ECLI:NL:TADRSGR:2013:YA3863

Zaaknummer

R. 3985/12.119

Inhoudsindicatie

Geen gronden in verzet aangevoerd anders dan een uitwerking en herhaling van de klacht. Verzet ongegrond

Inhoudsindicatie

 

Uitspraak

1    VERLOOP VAN DE PROCEDURE

1.1    Bij brief aan de Raad van Discipline van 7 juni 2012  met kenmerk K088 2011/2012, door de raad ontvangen op 8 juni 2012, heeft de deken voor de Orde van Advocaten bij de Hoge Raad der Nederlanden de klacht ter kennis van de raad gebracht.
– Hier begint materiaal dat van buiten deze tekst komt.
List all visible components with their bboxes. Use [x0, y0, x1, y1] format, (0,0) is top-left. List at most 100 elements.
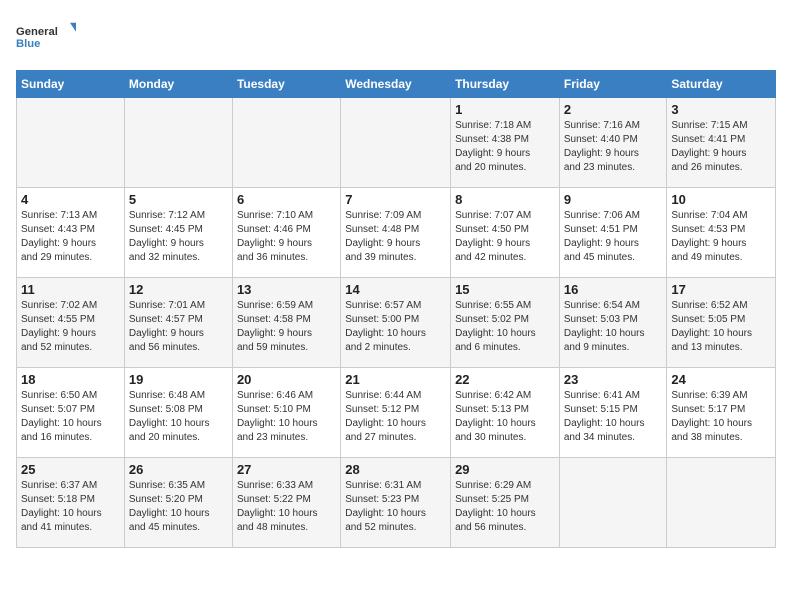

1.2    Bij beslissing van 5 juli 2012 heeft de (plaatsvervangend) voorzitter van de raad de klacht als kennelijk ongegrond afgewezen, welke beslissing op 10 juli 2012 aan partijen is verzonden.

1.3    Bij brief van 16 juli 2012, door de raad ontvangen op 18 juli 2012, heeft klager verzet ingesteld tegen de beslissing van de (plaatsvervangend) voorzitter.

1.4    Het verzet is behandeld ter zitting van de raad van 12 november 2012 in aanwezigheid van verweerster. Klager is met schriftelijke vooraankondiging niet verschenen. Van de behandeling is proces-verbaal opgemaakt.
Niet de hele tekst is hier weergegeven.